Der Kontrolleur trug ein graue Mütze und Lederjacke. Sein Bart war sauber gestutzt, eine kleine Narbe am Kinn. Seine Augen musterten die Fahrkarte, überprüften die Zahlen, die darauf gedruckt waren.
»Danke.«
»Keine Ursache«, murmelte er. Seine Stimme war heiser und er räusperte sich.

Er mochte keine Parks, ging nicht gern ins Schwimmbad und das Kino war ihm unangenehm. Im Stadtpark sah er oft alte Männer Backgammon oder Schach spielen, im Schwimmbad waren zu viele Frauen und das Kino zeigte ihm immer dieselben Träume.

Jemand setzte sich im Bus neben ihn. Er roch Parfüm, Shampoo, Mundwasser. Der Geruch war ihm unangenehm, aber er drehte seinen Kopf nicht zur Seite.
Er mochte Gerüche nicht. Und im Bus gab es viele davon, mehr als Farben oder Gäste oder beides zusammen.

Nachmittags war er immer ein bisschen müde, manchmal schlief er auch ein, an das rüttelnde Plastikfenster gelehnt, das Kinn auf die Brust gefallen.
Wenn er aufwachte, fühlte er sich erholt.
Und manchmal warf ihm ein Fremder auch ein Lächeln zu, wenn er die Augen schlaftrunken wieder aufschlug.
Er lächelte immer zurück.

Er belauschte sie.
»...ich komme heute etwas später, das Büro - und diese blöde Geschichte mit Sebastian, ich weiß nicht...«
»... meine Tante, ja, sie kommt morgen und will mir wieder etwas von diesem Tee mitbringen...«
»... und dann hab ich gesagt, er kann sich seinen blöden Zettel in den Hintern stecken...«
Fast war es, als würden sie mit ihm sprechen.

Um vier Uhr war wieder die Hölle los.
Menschen drängten sich in den Bus, auf die Sitze, neben ihn, vor ihn, hinter ihn.
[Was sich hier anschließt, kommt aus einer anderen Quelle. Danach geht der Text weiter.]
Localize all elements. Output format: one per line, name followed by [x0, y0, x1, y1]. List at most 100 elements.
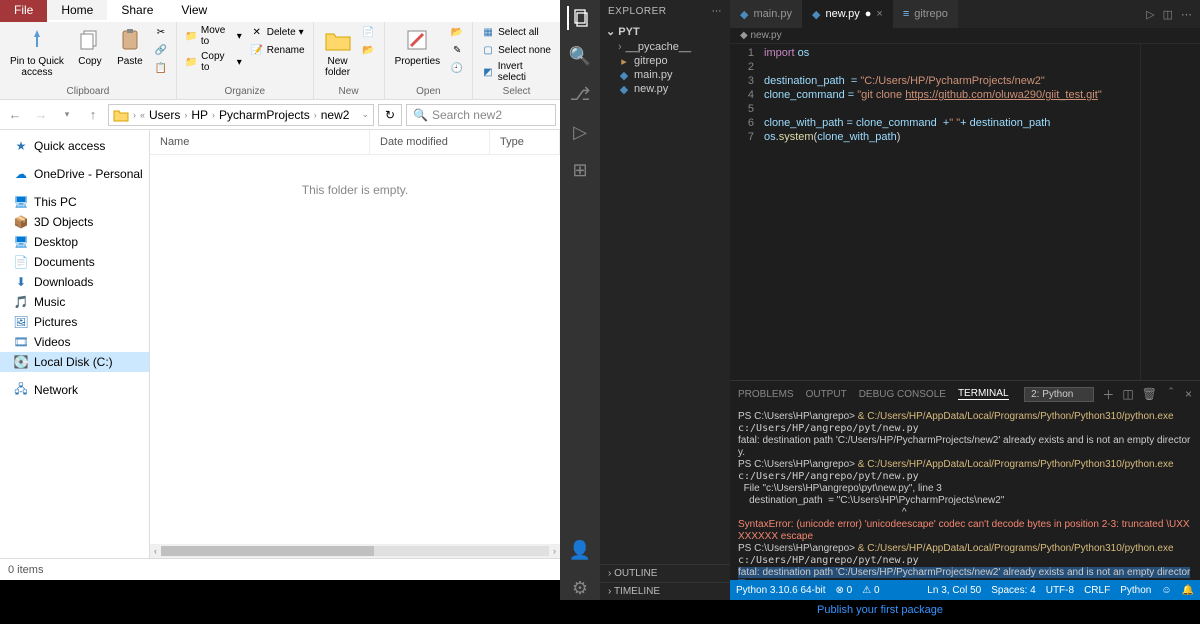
status-warnings[interactable]: ⚠ 0 [862, 585, 879, 596]
panel-debug[interactable]: DEBUG CONSOLE [859, 389, 946, 400]
tree-main[interactable]: ◆main.py [600, 68, 730, 82]
tab-gitrepo[interactable]: ≡gitrepo [893, 0, 958, 28]
copy-to-button[interactable]: 📁Copy to ▾ [183, 50, 244, 74]
copy-path-button[interactable]: 🔗 [152, 42, 170, 58]
history-button[interactable]: 🕘 [448, 60, 466, 76]
recent-button[interactable]: ▾ [56, 104, 78, 126]
address-bar[interactable]: › « Users› HP› PycharmProjects› new2 ⌄ [108, 104, 374, 126]
nav-local-disk[interactable]: 💽Local Disk (C:) [0, 352, 149, 372]
maximize-panel-icon[interactable]: ＾ [1165, 386, 1177, 403]
tab-new[interactable]: ◆new.py●× [802, 0, 893, 28]
crumb-hp[interactable]: HP [191, 108, 208, 122]
activity-explorer-icon[interactable] [567, 6, 591, 30]
search-input[interactable]: 🔍 Search new2 [406, 104, 556, 126]
invert-selection-button[interactable]: ◩Invert selecti [479, 60, 554, 84]
tab-home[interactable]: Home [47, 0, 107, 22]
split-icon[interactable]: ◫ [1163, 8, 1173, 21]
sidebar-outline[interactable]: › OUTLINE [600, 564, 730, 582]
new-folder-button[interactable]: New folder [320, 24, 356, 80]
new-item-button[interactable]: 📄 [360, 24, 378, 40]
col-type[interactable]: Type [490, 130, 560, 154]
pin-quick-access-button[interactable]: Pin to Quick access [6, 24, 68, 80]
tab-view[interactable]: View [167, 0, 221, 22]
tree-gitrepo[interactable]: ▸gitrepo [600, 54, 730, 68]
status-spaces[interactable]: Spaces: 4 [991, 585, 1035, 596]
col-name[interactable]: Name [150, 130, 370, 154]
status-bell-icon[interactable]: 🔔 [1182, 585, 1194, 596]
properties-button[interactable]: Properties [391, 24, 445, 69]
nav-network[interactable]: 🖧Network [0, 380, 149, 400]
sidebar-more-icon[interactable]: ⋯ [712, 6, 723, 17]
back-button[interactable]: ← [4, 104, 26, 126]
rename-button[interactable]: 📝Rename [248, 42, 307, 58]
terminal-select[interactable]: 2: Python [1024, 387, 1094, 402]
more-icon[interactable]: ⋯ [1181, 8, 1192, 21]
kill-terminal-icon[interactable]: 🗑 [1142, 387, 1157, 401]
edit-button[interactable]: ✎ [448, 42, 466, 58]
activity-scm-icon[interactable]: ⎇ [568, 82, 592, 106]
panel-terminal[interactable]: TERMINAL [958, 388, 1009, 400]
status-errors[interactable]: ⊗ 0 [836, 585, 853, 596]
publish-package-link[interactable]: Publish your first package [560, 604, 1200, 616]
nav-downloads[interactable]: ⬇Downloads [0, 272, 149, 292]
activity-search-icon[interactable]: 🔍 [568, 44, 592, 68]
close-panel-icon[interactable]: × [1185, 387, 1192, 401]
nav-videos[interactable]: 🎞Videos [0, 332, 149, 352]
code-editor[interactable]: 1234567 import os destination_path = "C:… [730, 44, 1200, 380]
tab-file[interactable]: File [0, 0, 47, 22]
tab-main[interactable]: ◆main.py [730, 0, 802, 28]
horizontal-scrollbar[interactable]: ‹ › [150, 544, 560, 558]
panel-output[interactable]: OUTPUT [806, 389, 847, 400]
activity-account-icon[interactable]: 👤 [568, 538, 592, 562]
close-tab-icon[interactable]: × [876, 8, 882, 20]
activity-extensions-icon[interactable]: ⊞ [568, 158, 592, 182]
status-encoding[interactable]: UTF-8 [1046, 585, 1074, 596]
select-all-button[interactable]: ▦Select all [479, 24, 554, 40]
code-content[interactable]: import os destination_path = "C:/Users/H… [760, 44, 1140, 380]
crumb-users[interactable]: Users [149, 108, 180, 122]
activity-settings-icon[interactable]: ⚙ [568, 576, 592, 600]
minimap[interactable] [1140, 44, 1200, 380]
nav-this-pc[interactable]: 🖥This PC [0, 192, 149, 212]
cut-button[interactable]: ✂ [152, 24, 170, 40]
new-terminal-icon[interactable]: ＋ [1102, 386, 1114, 403]
nav-onedrive[interactable]: ☁OneDrive - Personal [0, 164, 149, 184]
open-button[interactable]: 📂 [448, 24, 466, 40]
status-feedback-icon[interactable]: ☺ [1161, 585, 1171, 596]
nav-3d-objects[interactable]: 📦3D Objects [0, 212, 149, 232]
addr-dropdown-icon[interactable]: ⌄ [361, 109, 369, 120]
copy-button[interactable]: Copy [72, 24, 108, 69]
col-date[interactable]: Date modified [370, 130, 490, 154]
move-to-button[interactable]: 📁Move to ▾ [183, 24, 244, 48]
forward-button[interactable]: → [30, 104, 52, 126]
tree-root[interactable]: ⌄ PYT [600, 23, 730, 40]
status-lang[interactable]: Python [1120, 585, 1151, 596]
refresh-button[interactable]: ↻ [378, 104, 402, 126]
sidebar-timeline[interactable]: › TIMELINE [600, 582, 730, 600]
nav-music[interactable]: 🎵Music [0, 292, 149, 312]
nav-quick-access[interactable]: ★Quick access [0, 136, 149, 156]
panel-problems[interactable]: PROBLEMS [738, 389, 794, 400]
paste-button[interactable]: Paste [112, 24, 148, 69]
activity-debug-icon[interactable]: ▷ [568, 120, 592, 144]
status-eol[interactable]: CRLF [1084, 585, 1110, 596]
nav-desktop[interactable]: 🖥Desktop [0, 232, 149, 252]
crumb-new2[interactable]: new2 [321, 108, 350, 122]
run-icon[interactable]: ▷ [1146, 8, 1154, 21]
nav-documents[interactable]: 📄Documents [0, 252, 149, 272]
tab-share[interactable]: Share [107, 0, 167, 22]
easy-access-button[interactable]: 📂 [360, 42, 378, 58]
status-python[interactable]: Python 3.10.6 64-bit [736, 585, 826, 596]
status-lncol[interactable]: Ln 3, Col 50 [927, 585, 981, 596]
breadcrumb[interactable]: ◆ new.py [730, 28, 1200, 44]
paste-shortcut-button[interactable]: 📋 [152, 60, 170, 76]
split-terminal-icon[interactable]: ◫ [1122, 387, 1133, 401]
nav-pictures[interactable]: 🖼Pictures [0, 312, 149, 332]
crumb-pycharm[interactable]: PycharmProjects [219, 108, 310, 122]
delete-button[interactable]: ✕Delete ▾ [248, 24, 307, 40]
tree-pycache[interactable]: ›__pycache__ [600, 40, 730, 54]
select-none-button[interactable]: ▢Select none [479, 42, 554, 58]
tree-new[interactable]: ◆new.py [600, 82, 730, 96]
terminal-output[interactable]: PS C:\Users\HP\angrepo> & C:/Users/HP/Ap… [730, 407, 1200, 580]
up-button[interactable]: ↑ [82, 104, 104, 126]
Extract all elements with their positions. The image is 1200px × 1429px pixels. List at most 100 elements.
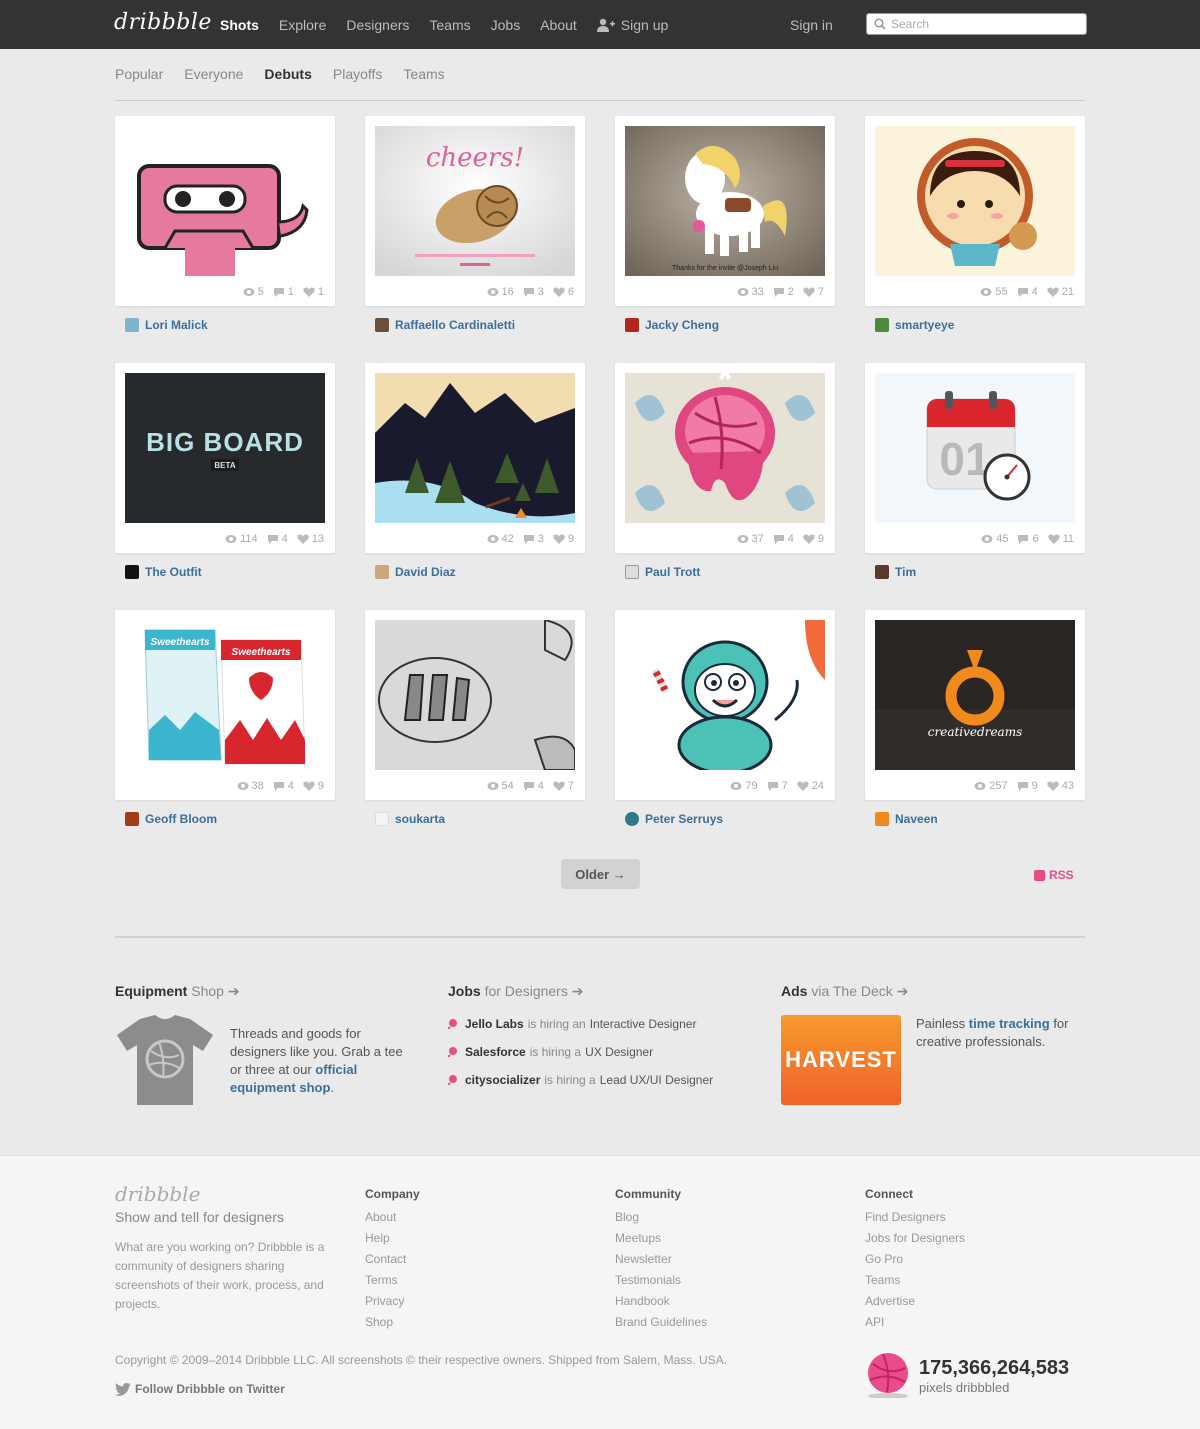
shot-author[interactable]: Raffaello Cardinaletti (375, 318, 515, 332)
likes-count[interactable]: 43 (1047, 780, 1074, 792)
tab-teams[interactable]: Teams (403, 66, 444, 82)
shot-author[interactable]: The Outfit (125, 565, 202, 579)
likes-count[interactable]: 21 (1047, 286, 1074, 298)
heart-icon (553, 287, 565, 297)
dribbble-logo[interactable]: dribbble (114, 10, 212, 35)
likes-count[interactable]: 24 (797, 780, 824, 792)
nav-explore[interactable]: Explore (279, 17, 326, 33)
shot-author[interactable]: soukarta (375, 812, 445, 826)
tab-debuts[interactable]: Debuts (264, 66, 311, 82)
likes-count[interactable]: 6 (553, 286, 574, 298)
equipment-heading[interactable]: Equipment Shop ➔ (115, 983, 240, 1000)
shot-thumbnail[interactable] (625, 373, 825, 523)
job-listing[interactable]: Salesforce is hiring a UX Designer (448, 1045, 653, 1059)
footer-link-newsletter[interactable]: Newsletter (615, 1249, 707, 1270)
rss-link[interactable]: RSS (1034, 868, 1074, 882)
nav-jobs[interactable]: Jobs (491, 17, 521, 33)
footer-link-about[interactable]: About (365, 1207, 420, 1228)
likes-count[interactable]: 9 (303, 780, 324, 792)
shot-thumbnail[interactable]: creativedreams (875, 620, 1075, 770)
signin-link[interactable]: Sign in (790, 17, 833, 33)
footer-link-privacy[interactable]: Privacy (365, 1291, 420, 1312)
comments-count[interactable]: 2 (773, 286, 794, 298)
ads-heading[interactable]: Ads via The Deck ➔ (781, 983, 908, 1000)
nav-designers[interactable]: Designers (346, 17, 409, 33)
shot-author[interactable]: Paul Trott (625, 565, 700, 579)
likes-count[interactable]: 9 (553, 533, 574, 545)
shot-stats: 257 9 43 (965, 780, 1074, 792)
tab-everyone[interactable]: Everyone (184, 66, 243, 82)
footer-link-advertise[interactable]: Advertise (865, 1291, 965, 1312)
footer-link-handbook[interactable]: Handbook (615, 1291, 707, 1312)
shot-thumbnail[interactable] (625, 620, 825, 770)
older-button[interactable]: Older → (561, 859, 640, 889)
job-listing[interactable]: Jello Labs is hiring an Interactive Design… (448, 1017, 696, 1031)
likes-count[interactable]: 9 (803, 533, 824, 545)
likes-count[interactable]: 11 (1047, 533, 1074, 545)
shot-author[interactable]: Tim (875, 565, 916, 579)
tshirt-image[interactable] (115, 1015, 215, 1107)
search-input[interactable] (891, 15, 1081, 33)
shot-thumbnail[interactable]: cheers! (375, 126, 575, 276)
shot-author[interactable]: Lori Malick (125, 318, 208, 332)
comments-count[interactable]: 1 (273, 286, 294, 298)
shot-thumbnail[interactable]: BIG BOARD BETA (125, 373, 325, 523)
footer-link-meetups[interactable]: Meetups (615, 1228, 707, 1249)
footer-column-title: Community (615, 1187, 681, 1201)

Er war mitten unter ihnen, fühlte sie, spürte sie, roch sie, sah sie, hörte sie, alles war voller Menschen, voller Gesichter, Augen, Münder, Zungen, er spürte Hände an seinen Hüften, spürte, wie sich jemand in seinen Rücken drückte.
Er hätte nur den Finger ausstrecken müssen, den kleinen Finger, um einen von ihnen zu berühren und es wäre niemandem aufgefallen.
Aber er tat es nicht.

Manchmal saß hinter ihm ein Fahrgast, den er atmen hören konnte.
Er stellte sich vor, dieser habe eine Waffe und richte sie direkt auf seinen Kopf, stellte sich vor, wie er kühles Metall auf seiner Haut fühlte.
Spürt man es, dachte er, wenn eine Kugel den Schädel durchschlägt und durch den Augapfel dringt? Sieht man mit dem anderen Auge wie das Geschoss aus dem Kopf heraus bricht und unzählige Knochensplitter und Blut mit sich reißt?
Er fragte sich: Hört man den Knall?
Und: Wäre es ein Unterschied?
Würde der Bus anhalten - seinetwegen?
Oder einfach weiterfahren?

 

Hallo Chazar,

das ist eine ruhige Geschichte. Ruhig, wie sicherlich auch dein Prot. ist. Die Sprache hast du dem wunderbar angepasst. Ich mag deinen normalen Stil zwar lieber, aber es ist ja auch wichtig die Sprach dem Prot. und dem Plot anzupassen. Das ist dir auf jeden Fall gelungen.

Für mich ist der Mann sehr einsam. Die Busfahrten geben ihm ein Gefühl von Normalität. Er fühlt sich zugehörig, beobachtet die Menschen, hört ihnen zu und fühlt sich in die Gespräche einbezogen. Insofern sind die Fahrten bzw. seine "Bustage" für ihn immer etwas ganz Besonderes, etwas Schönes.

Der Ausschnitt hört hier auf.